The Day Chalk, Projectors, and WiFi All Decided to Betray Us.

Sneha Sarha Thomas

If you’ve ever been trapped in a classroom or a meeting room when technology suddenly turns against you, you’ll know that sinking feeling; everything that’s supposed to make the day smoother just backfires spectacularly. Well, pull up a seat, today I’m spilling the beans on one of those infamous “tech betrayal” days when chalk, projectors, and WiFi decided to gang up and conspire against us all. There are ordinary school days and then there was that day. The day when chalk snapped in half the moment it touched the board, the projector blinked at us like it had forgotten its sole purpose in life, and the WiFi behaved as though it needed a long vacation. What had begun like any regular morning had quickly turned into a comedy of errors that no one had signed up for.

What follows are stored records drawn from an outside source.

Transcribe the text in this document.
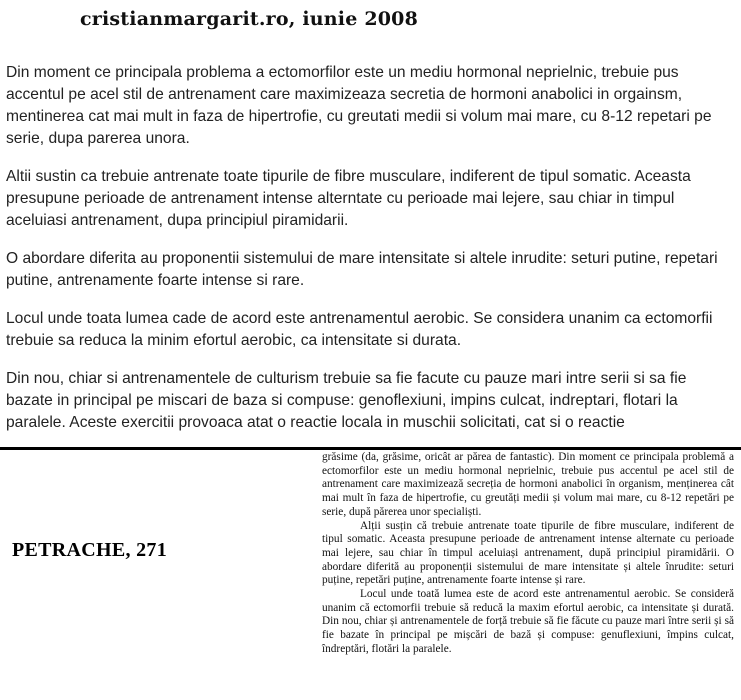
cristianmargarit.ro, iunie 2008

Din moment ce principala problema a ectomorfilor este un mediu hormonal neprielnic, trebuie pus accentul pe acel stil de antrenament care maximizeaza secretia de hormoni anabolici in orgainsm, mentinerea cat mai mult in faza de hipertrofie, cu greutati medii si volum mai mare, cu 8-12 repetari pe serie, dupa parerea unora.

Altii sustin ca trebuie antrenate toate tipurile de fibre musculare, indiferent de tipul somatic. Aceasta presupune perioade de antrenament intense alterntate cu perioade mai lejere, sau chiar in timpul aceluiasi antrenament, dupa principiul piramidarii.

O abordare diferita au proponentii sistemului de mare intensitate si altele inrudite: seturi putine, repetari putine, antrenamente foarte intense si rare.

Locul unde toata lumea cade de acord este antrenamentul aerobic. Se considera unanim ca ectomorfii trebuie sa reduca la minim efortul aerobic, ca intensitate si durata.

Din nou, chiar si antrenamentele de culturism trebuie sa fie facute cu pauze mari intre serii si sa fie bazate in principal pe miscari de baza si compuse: genoflexiuni, impins culcat, indreptari, flotari la paralele. Aceste exercitii provoaca atat o reactie locala in muschii solicitati, cat si o reactie

PETRACHE, 271

grăsime (da, grăsime, oricât ar părea de fantastic). Din moment ce principala problemă a ectomorfilor este un mediu hormonal neprielnic, trebuie pus accentul pe acel stil de antrenament care maximizează secreția de hormoni anabolici în organism, menținerea cât mai mult în faza de hipertrofie, cu greutăți medii și volum mai mare, cu 8-12 repetări pe serie, după părerea unor specialiști.

Alții susțin că trebuie antrenate toate tipurile de fibre musculare, indiferent de tipul somatic. Aceasta presupune perioade de antrenament intense alternate cu perioade mai lejere, sau chiar în timpul aceluiași antrenament, după principiul piramidării. O abordare diferită au proponenții sistemului de mare intensitate și altele înrudite: seturi puține, repetări puține, antrenamente foarte intense și rare.

Locul unde toată lumea este de acord este antrenamentul aerobic. Se consideră unanim că ectomorfii trebuie să reducă la maxim efortul aerobic, ca intensitate și durată. Din nou, chiar și antrenamentele de forță trebuie să fie făcute cu pauze mari între serii și să fie bazate în principal pe mișcări de bază și compuse: genuflexiuni, împins culcat, îndreptări, flotări la paralele.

The first “attack” had come quietly. A teacher had begun her lesson, only to discover that every piece of chalk was either broken, missing, or mysteriously worn down to a sad little stump. Meanwhile, in the next classroom, a projector had decided it had seen enough of PowerPoints for a lifetime and switched off in dramatic protest. Teachers had tapped it, unplugged it, pleaded with it, and even tried the universal fix, turning it off and on again but the projector had remained unmoved, perhaps feeling that it had carried the burden of knowledge long enough. And then, as though on cue, the WiFi had joined the rebellion. Pages had refused to load. Tabs had frozen mid-sentence. Videos meant to “engage students” had spun endlessly, buffering into oblivion. Teachers and students had stared at their screens with identical expressions of despair, united in helplessness. So, what do we do when chalk crumbles, projectors revolt, and WiFi waves a white flag? After all, technology is wonderful; until it isn’t.

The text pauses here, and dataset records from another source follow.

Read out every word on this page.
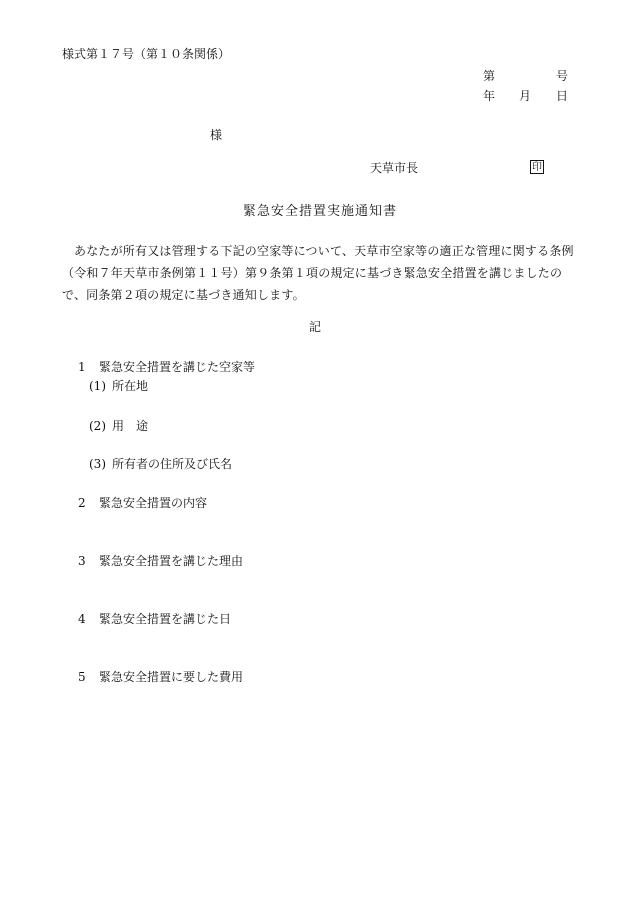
様式第１７号（第１０条関係）
第	号
年 月 日
様
天草市長	印
緊急安全措置実施通知書
あなたが所有又は管理する下記の空家等について、天草市空家等の適正な管理に関する条例（令和７年天草市条例第１１号）第９条第１項の規定に基づき緊急安全措置を講じましたので、同条第２項の規定に基づき通知します。
記
1 緊急安全措置を講じた空家等
(1) 所在地
(2) 用　途
(3) 所有者の住所及び氏名
2 緊急安全措置の内容
3 緊急安全措置を講じた理由
4 緊急安全措置を講じた日
5 緊急安全措置に要した費用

But here’s where the story turned unexpectedly delightful! Instead of giving up, classrooms had sprung into action. Teachers had improvised with the creativity of theatre artists thrown onstage without a script. Students had jumped in like eager assistants, offering ideas, cracking jokes, and laughing through every unexpected twist. Lessons had moved outdoors. Stories had replaced slides. Whiteboards had returned to their former glory. Group activities had taken over, fuelled only by imagination and enthusiasm. What should have been a disaster had turned into a day of spontaneous learning and real connection. Students had discovered that a class could be fun even without technology. Teachers had been reminded of their own superpower, the ability to teach anywhere, with anything, even with nothing. Conversations had filled the spaces where screens usually glowed, and somehow, everything had felt a little more alive.

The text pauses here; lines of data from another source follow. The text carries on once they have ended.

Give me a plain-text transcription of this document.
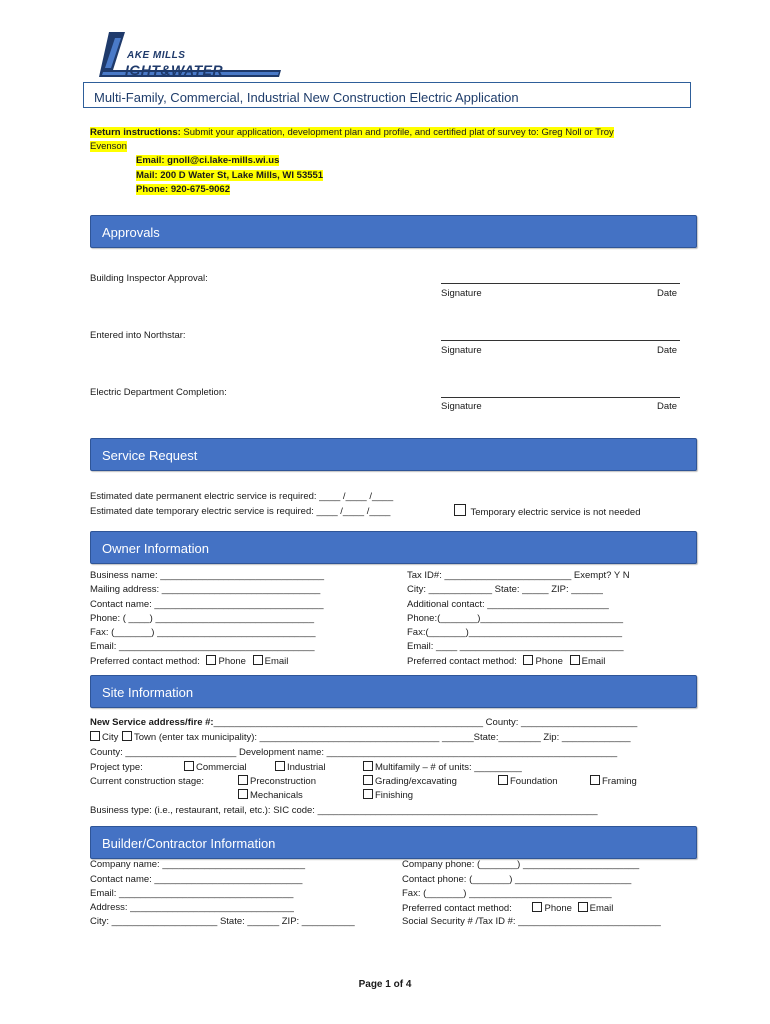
AKE MILLS
IGHT&WATER
Multi-Family, Commercial, Industrial New Construction Electric Application
Return instructions: Submit your application, development plan and profile, and certified plat of survey to: Greg Noll or Troy
Evenson
Email: gnoll@ci.lake-mills.wi.us
Mail: 200 D Water St, Lake Mills, WI 53551
Phone: 920-675-9062
Approvals
Building Inspector Approval:
Signature	Date
Entered into Northstar:
Signature	Date
Electric Department Completion:
Signature	Date
Service Request
Estimated date permanent electric service is required: ____ /____ /____
Estimated date temporary electric service is required: ____ /____ /____	Temporary electric service is not needed
Owner Information
Business name: _______________________________
Mailing address: ______________________________
Contact name: ________________________________
Phone: ( ____) ______________________________
Fax: (_______) ______________________________
Email: _____________________________________
Preferred contact method: Phone Email
Tax ID#: ________________________ Exempt? Y N
City: ____________ State: _____ ZIP: ______
Additional contact: _______________________
Phone:(_______)___________________________
Fax:(_______)_____________________________
Email: ____ _______________________________
Preferred contact method: Phone Email
Site Information
New Service address/fire #:___________________________________________________ County: ______________________
City Town (enter tax municipality): __________________________________ ______State:________ Zip: _____________
County: _____________________ Development name: _______________________________________________________
Project type:	Commercial	Industrial	Multifamily – # of units: _________
Current construction stage:	Preconstruction	Grading/excavating	Foundation	Framing
Mechanicals	Finishing
Business type: (i.e., restaurant, retail, etc.): SIC code: _____________________________________________________
Builder/Contractor Information
Company name: ___________________________
Contact name: ____________________________
Email: _________________________________
Address: _______________________________
City: ____________________ State: ______ ZIP: __________
Company phone: (_______) ______________________
Contact phone: (_______) ______________________
Fax: (_______) ___________________________
Preferred contact method:	Phone Email
Social Security # /Tax ID #: ___________________________
Page 1 of 4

By the end of the day, the chalk had been restocked, the projector had been coaxed back to life, and the WiFi had finally decided to behave; perhaps intimidated by the joy it witnessed without it. But something had shifted. The entire school had shared a moment of pure, unpredictable, unplanned magic.

And so, the day when chalk, projectors, and WiFi all betrayed us had become one of those stories we would fondly retell; a reminder that learning doesn’t stop when technology fails. In fact, sometimes, that’s when it becomes truly memorable.